21 Democratic Lawmakers Urge Court to Keep CFPB’s Single-Director Structure

21 Democratic Lawmakers Urge Court to Keep CFPB’s Single-Director Structure
November 30, 2016 Marketing GrafWebCUSO

A group of 21 current and former Democratic lawmakers, including U.S. Sen. Elizabeth Warren and the House and Senate minority leaders, are backing the Consumer Financial Protection Bureau as it fights a court ruling that said the agency’s single-director structure is unconstitutional.

The Democrats, represented by Elizabeth Wydra of the Constitutional Accountability Center, want the full U.S. Court of Appeals for the D.C. Circuit to overturn a panel ruling that struck down the CFPB’s leadership design. In a proposed friend-of-the court brief filed late Tuesday, the Democrats urged the court to restore the agency’s structure.

Writing for the D.C. Circuit panel, Judge Brett Kavanaugh in October lambasted the “massive, unchecked power” afforded to the CFPB director. The agency’s leader, Kavanaugh wrote, “enjoys more unilateral authority than any other officer in any of the three branches of the U.S. government, other than the president.” The appeals court said the president must have the power to fire the CFPB director at will, rather than only for “inefficiency, neglect of duty, or malfeasance in office.”

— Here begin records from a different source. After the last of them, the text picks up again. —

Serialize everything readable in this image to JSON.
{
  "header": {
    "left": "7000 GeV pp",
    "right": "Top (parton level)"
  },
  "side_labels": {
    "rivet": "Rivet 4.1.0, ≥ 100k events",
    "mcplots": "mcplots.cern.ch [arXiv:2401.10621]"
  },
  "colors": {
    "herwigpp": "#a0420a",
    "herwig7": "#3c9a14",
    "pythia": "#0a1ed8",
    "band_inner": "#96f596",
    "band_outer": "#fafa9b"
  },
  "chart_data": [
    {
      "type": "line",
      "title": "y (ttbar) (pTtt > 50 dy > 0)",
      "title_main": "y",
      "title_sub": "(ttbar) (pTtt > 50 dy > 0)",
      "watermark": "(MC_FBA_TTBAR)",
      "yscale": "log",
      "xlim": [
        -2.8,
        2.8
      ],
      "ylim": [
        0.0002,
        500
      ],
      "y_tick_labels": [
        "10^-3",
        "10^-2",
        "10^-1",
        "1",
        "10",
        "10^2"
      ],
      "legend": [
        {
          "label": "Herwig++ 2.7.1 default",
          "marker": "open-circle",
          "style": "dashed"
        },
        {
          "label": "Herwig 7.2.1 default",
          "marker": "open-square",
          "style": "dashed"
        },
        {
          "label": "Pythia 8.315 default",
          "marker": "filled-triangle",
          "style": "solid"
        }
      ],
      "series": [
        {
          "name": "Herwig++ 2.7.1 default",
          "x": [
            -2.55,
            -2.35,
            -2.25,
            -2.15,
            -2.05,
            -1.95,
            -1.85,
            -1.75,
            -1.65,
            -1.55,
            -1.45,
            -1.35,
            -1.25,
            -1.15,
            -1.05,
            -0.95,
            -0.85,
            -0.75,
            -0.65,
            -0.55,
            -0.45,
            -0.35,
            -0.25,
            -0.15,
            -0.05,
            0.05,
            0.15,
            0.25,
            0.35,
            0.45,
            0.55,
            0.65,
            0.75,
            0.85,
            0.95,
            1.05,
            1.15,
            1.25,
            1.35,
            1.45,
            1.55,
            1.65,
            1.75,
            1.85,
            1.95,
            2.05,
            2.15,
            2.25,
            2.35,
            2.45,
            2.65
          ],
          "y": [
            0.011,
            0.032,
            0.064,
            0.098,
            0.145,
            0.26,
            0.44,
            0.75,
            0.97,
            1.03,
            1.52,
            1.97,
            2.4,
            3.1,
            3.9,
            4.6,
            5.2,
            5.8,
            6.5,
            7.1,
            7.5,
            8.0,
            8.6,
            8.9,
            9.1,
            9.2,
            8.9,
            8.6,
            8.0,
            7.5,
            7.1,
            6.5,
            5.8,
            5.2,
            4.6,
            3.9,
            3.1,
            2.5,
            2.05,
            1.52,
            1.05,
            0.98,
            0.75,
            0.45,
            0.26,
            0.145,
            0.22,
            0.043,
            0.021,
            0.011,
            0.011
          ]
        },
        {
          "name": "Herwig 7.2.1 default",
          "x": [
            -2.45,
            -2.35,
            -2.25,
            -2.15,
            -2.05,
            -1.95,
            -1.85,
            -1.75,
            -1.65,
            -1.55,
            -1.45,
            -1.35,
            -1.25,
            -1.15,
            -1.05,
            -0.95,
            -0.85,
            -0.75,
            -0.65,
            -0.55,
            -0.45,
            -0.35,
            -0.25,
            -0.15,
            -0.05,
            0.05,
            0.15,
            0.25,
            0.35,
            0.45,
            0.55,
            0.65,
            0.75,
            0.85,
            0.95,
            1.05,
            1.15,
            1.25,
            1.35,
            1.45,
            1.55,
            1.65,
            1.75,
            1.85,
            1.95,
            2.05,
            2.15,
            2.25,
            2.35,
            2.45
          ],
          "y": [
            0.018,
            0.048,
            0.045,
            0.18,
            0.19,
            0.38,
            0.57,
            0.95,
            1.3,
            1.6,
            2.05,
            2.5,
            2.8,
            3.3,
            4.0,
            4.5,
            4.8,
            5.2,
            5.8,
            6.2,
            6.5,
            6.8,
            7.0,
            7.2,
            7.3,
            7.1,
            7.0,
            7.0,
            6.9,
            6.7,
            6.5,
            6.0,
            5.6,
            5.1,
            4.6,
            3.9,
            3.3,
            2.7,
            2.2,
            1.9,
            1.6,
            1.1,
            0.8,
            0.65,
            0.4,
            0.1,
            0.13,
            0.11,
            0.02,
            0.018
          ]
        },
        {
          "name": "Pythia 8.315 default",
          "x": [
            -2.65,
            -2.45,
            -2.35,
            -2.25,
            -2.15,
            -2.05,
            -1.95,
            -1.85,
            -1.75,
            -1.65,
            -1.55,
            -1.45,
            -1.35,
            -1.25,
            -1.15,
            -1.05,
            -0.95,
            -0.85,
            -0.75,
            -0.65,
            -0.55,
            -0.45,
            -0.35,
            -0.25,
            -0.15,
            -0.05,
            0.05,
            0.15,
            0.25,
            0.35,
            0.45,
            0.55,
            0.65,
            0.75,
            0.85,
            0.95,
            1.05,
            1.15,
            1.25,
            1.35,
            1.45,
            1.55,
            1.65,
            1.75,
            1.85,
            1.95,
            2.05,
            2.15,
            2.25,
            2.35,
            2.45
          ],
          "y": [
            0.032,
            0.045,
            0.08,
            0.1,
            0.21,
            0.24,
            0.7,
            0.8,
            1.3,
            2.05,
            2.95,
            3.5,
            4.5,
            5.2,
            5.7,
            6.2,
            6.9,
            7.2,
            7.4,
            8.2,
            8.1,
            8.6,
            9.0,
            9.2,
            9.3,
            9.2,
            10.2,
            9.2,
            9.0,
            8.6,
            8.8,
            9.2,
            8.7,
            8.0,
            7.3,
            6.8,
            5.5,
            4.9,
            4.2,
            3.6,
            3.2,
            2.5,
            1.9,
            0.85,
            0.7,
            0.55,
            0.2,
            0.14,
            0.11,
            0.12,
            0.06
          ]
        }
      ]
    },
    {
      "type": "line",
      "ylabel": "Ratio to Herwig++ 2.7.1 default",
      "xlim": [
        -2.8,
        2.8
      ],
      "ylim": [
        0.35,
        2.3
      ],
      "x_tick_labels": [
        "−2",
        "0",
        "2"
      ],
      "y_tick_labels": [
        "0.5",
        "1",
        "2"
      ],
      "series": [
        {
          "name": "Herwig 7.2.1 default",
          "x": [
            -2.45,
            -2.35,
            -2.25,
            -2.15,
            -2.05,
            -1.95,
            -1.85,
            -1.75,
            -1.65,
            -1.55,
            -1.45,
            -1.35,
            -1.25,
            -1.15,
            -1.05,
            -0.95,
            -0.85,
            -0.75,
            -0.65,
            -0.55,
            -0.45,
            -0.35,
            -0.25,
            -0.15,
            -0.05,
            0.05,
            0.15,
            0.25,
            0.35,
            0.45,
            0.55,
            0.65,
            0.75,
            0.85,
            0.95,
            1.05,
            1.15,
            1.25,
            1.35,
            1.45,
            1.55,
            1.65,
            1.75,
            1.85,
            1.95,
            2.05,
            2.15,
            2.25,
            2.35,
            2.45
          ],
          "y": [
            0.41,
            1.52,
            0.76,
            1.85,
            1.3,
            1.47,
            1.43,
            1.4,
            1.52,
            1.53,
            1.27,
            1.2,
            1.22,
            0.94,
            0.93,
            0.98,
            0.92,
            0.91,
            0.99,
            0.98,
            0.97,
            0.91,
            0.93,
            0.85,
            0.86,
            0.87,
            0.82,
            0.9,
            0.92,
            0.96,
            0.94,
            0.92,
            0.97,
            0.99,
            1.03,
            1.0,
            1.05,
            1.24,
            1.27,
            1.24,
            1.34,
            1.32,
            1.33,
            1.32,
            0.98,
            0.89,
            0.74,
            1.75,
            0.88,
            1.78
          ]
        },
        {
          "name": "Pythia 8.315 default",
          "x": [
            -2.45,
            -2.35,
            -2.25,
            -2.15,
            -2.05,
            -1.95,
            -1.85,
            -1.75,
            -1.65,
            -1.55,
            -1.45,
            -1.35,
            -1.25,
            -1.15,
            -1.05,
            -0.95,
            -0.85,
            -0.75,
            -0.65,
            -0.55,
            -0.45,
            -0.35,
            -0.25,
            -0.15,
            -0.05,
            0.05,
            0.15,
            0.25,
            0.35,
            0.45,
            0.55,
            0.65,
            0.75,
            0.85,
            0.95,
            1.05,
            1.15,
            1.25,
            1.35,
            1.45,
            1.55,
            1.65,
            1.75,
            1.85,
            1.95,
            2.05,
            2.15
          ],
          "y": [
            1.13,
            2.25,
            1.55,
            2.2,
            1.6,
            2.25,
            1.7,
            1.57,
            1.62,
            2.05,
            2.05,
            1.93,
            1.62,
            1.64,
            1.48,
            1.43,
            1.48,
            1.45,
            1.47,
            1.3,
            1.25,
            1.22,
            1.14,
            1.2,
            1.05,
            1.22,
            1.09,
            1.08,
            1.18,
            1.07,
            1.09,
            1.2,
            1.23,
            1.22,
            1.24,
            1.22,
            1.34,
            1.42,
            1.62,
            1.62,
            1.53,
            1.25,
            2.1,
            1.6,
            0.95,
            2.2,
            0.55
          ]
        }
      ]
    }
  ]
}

The Democratic lawmakers contend the D.C. Circuit panel decision was driven more by a policy preference for bipartisan commissions—such as the U.S. Securities and Exchange Commission and the Federal Trade Commission—than any sound adherence to the law.

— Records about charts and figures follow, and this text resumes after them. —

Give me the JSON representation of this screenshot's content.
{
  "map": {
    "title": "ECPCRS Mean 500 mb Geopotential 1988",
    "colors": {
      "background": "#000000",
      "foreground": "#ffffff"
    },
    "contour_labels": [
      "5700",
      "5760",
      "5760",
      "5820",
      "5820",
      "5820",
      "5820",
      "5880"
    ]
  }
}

“The panel improperly elevated that policy judgment—one properly made by Congress—into a holding of constitutional law. That was plainly wrong, and consideration by the en banc court is thus warranted,” Wydra wrote in the brief.

When Congress created the CFPB as part of the Dodd-Frank financial reforms, Wydra wrote, lawmakers specifically shunned a commission structure that “could meaningfully hamper the CFPB’s effectiveness.”

The D.C. Circuit did not ask for and has not formally accepted the amicus brief from the Democratic lawmakers or any other groups, including one filed Tuesday from Americans for Financial Reform and the National Consumer Law Center.

Attorneys for PHH Corp., the mortgage company that successfully challenged the CFPB structure, said the D.C. Circuit, if the court allows the amicus submissions, should expect to receive filings from members of Congress who opposed the creation of the consumer agency. Gibson, Dunn & Crutcher’s Theodore Olson is lead counsel for PHH.

The Democratic lawmakers on the brief—including Senate Minority Leader Harry Reid of Nevada, House Minority Leader Nancy Pelosi of California and U.S. Sen. Sherrod Brown, D-Ohio, the ranking member of the Senate banking committee—were involved in drafting Dodd-Frank, a law that President-elect Donald Trump has said he wants to dismantle.

The proposed brief Tuesday from 10 nonprofit organizations—including Americans for Financial Reform and the National Consumer Law Center—raised questions about how the panel’s decision would affect Trump’s treatment of the CFPB upon taking office Jan. 20.

Some observers contend Trump would need to show cause to remove the CFPB’s director, Richard Cordray, while the agency’s appeal is pending. Others have argued Trump could immediately fire Cordray if, as president, he takes the position that the CFPB’s structure is unconstitutional. Either move could force Cordray to fight, in a new lawsuit, for his job.

“Because the decision comes on the eve of a presidential transition, it will also sow uncertainty about whether the new administration may replace the leadership of the CFPB and other single-director agencies, and possibly even uncertainty over who will control this litigation,” the organizations’ lawyers, including Deepak Gupta and Matthew Wessler of Washington’s Gupta Wessler, wrote.

The CFPB has defended itself in the case up to this point. The D.C. Circuit last week invited the U.S. Justice Department’s solicitor general’s office to file a brief expressing the views of the federal government.